# Screen Printing DIY help



## Christenamartens (Sep 20, 2021)

Hey guys! So my husband just built me a wooden screen press. The video that we watched called for palette tape on the palette. I looked on Amazon, there's an 18inx100 yard roll for $60. I don't need nearly that much. 

Is there something I can use instead?


----------



## splathead (Dec 4, 2005)

You don't have to use anything. You can go bare. Only takes a second to clean your pallet after a job. Less time than it takes to put down the tape.


----------



## Christenamartens (Sep 20, 2021)

splathead said:


> You don't have to use anything. You can go bare. Only takes a second to clean your pallet after a job. Less time than it takes to put down the tape.

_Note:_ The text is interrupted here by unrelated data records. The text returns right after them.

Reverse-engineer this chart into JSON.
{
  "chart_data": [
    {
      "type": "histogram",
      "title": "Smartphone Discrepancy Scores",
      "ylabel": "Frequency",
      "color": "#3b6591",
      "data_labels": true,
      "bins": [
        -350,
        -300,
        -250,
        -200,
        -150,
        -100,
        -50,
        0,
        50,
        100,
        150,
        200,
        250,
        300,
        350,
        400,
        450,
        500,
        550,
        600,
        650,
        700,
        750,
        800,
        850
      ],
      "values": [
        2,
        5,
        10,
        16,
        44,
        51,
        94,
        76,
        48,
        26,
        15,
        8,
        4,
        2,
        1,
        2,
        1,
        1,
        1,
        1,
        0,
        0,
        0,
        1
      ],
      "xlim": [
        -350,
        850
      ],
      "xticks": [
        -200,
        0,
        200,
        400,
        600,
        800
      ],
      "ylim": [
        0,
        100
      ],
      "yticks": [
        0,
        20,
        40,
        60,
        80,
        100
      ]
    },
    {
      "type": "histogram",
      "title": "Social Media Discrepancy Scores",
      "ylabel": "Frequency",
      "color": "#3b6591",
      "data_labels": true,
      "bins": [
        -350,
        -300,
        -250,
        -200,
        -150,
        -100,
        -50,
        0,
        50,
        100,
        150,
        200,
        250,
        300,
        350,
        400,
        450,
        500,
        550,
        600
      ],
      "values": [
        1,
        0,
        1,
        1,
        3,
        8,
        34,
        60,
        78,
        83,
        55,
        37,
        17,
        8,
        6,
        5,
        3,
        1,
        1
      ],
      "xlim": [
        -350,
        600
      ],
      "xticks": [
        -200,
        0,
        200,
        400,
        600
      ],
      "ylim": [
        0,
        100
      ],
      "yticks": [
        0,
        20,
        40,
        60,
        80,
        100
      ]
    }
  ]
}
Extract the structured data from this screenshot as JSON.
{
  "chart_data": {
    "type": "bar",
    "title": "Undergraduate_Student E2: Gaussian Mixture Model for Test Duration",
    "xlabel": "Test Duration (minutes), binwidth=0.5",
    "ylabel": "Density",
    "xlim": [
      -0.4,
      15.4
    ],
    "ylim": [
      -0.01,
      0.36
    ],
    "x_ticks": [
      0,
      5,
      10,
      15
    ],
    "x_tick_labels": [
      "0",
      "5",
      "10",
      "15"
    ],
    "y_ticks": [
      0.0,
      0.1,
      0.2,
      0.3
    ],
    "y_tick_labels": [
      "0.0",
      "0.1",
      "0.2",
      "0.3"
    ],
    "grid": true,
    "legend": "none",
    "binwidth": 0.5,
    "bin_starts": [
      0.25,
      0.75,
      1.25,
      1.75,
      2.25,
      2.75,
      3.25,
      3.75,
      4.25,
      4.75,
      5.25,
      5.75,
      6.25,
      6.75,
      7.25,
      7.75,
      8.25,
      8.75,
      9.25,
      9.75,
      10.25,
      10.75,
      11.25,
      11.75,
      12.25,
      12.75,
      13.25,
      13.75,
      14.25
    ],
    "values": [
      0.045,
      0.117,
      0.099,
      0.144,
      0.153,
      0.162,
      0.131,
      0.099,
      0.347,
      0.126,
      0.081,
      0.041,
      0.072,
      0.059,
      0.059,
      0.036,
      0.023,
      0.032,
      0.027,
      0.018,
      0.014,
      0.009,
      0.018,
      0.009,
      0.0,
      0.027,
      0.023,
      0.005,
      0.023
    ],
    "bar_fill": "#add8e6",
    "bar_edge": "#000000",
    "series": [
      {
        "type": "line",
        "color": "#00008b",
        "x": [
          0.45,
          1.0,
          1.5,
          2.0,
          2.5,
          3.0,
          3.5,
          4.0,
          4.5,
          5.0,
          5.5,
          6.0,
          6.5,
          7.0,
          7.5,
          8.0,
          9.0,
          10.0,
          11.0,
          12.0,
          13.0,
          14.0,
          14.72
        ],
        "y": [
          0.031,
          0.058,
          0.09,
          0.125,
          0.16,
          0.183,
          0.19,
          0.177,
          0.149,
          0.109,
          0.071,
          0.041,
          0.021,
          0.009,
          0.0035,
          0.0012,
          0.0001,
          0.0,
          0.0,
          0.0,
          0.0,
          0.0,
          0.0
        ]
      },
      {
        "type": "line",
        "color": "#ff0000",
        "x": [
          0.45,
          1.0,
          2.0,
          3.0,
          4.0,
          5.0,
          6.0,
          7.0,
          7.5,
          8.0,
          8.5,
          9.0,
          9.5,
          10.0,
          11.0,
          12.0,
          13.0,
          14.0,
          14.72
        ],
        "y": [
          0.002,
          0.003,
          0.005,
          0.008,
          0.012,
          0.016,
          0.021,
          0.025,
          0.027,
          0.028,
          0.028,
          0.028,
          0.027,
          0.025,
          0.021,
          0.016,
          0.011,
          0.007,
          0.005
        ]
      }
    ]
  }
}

I wonder if they recommended that because the palette is mdf. Would that make any difference? Is the palette tape just to keep the shirts from catching?


----------



## sbremner (Oct 24, 2007)

For busy shops, pallet mask lets you clean up fast, and lay down new mask. For instance, in our shop, we use in on our automatic press, but now on our manual as much. However, your surface looks porous, being particle board, and needs some kind of finish to keep ink and adhesives from sinking in. My first DIY press, about 40 years ago, was plywood, sanded smooth and polyurethaned.


----------



## abetterimage (Sep 8, 2007)

You need something on the pallet to keep the shirt from moving during the print process. Though still needed on one color applications (which is all you can do with your press), it is critical on multi color applications to keep the shirt in place when lifting the screen.
Platen tape is one solution, and you would benefit from it because as sbremner said your platen is porous. Often hand made platens are made from melamine board to give the smooth sealed surface, but you could coat your MDF with something to seal it. Probably not critical what to use since you won't be flash curing a one color design so heat isn't an issue.
You basically have 3 options: 1) Double coated pallet tape - top and bottom adhesive already applied. 2) Single coated pallet tape - you put adhesive on the top after applying it to the pallet. 3) Spray adhesive - applied to a sealed pallet or taped pallet. 4) Pallet glue - also applied to a sealed pallet or taped pallet. This can be sprayed on with a spray gun or spray bottle, or spread with a plastic or cardboard spreader. You can purchase this in quarts or gallons.

Since you want to do stuff on the cheap, paint (KILZ?) or seal your platen and buy a quart of liquid pallet adhesive or a can of adhesive spray (if you don't mind coating everything around your press) and you'll be good.


----------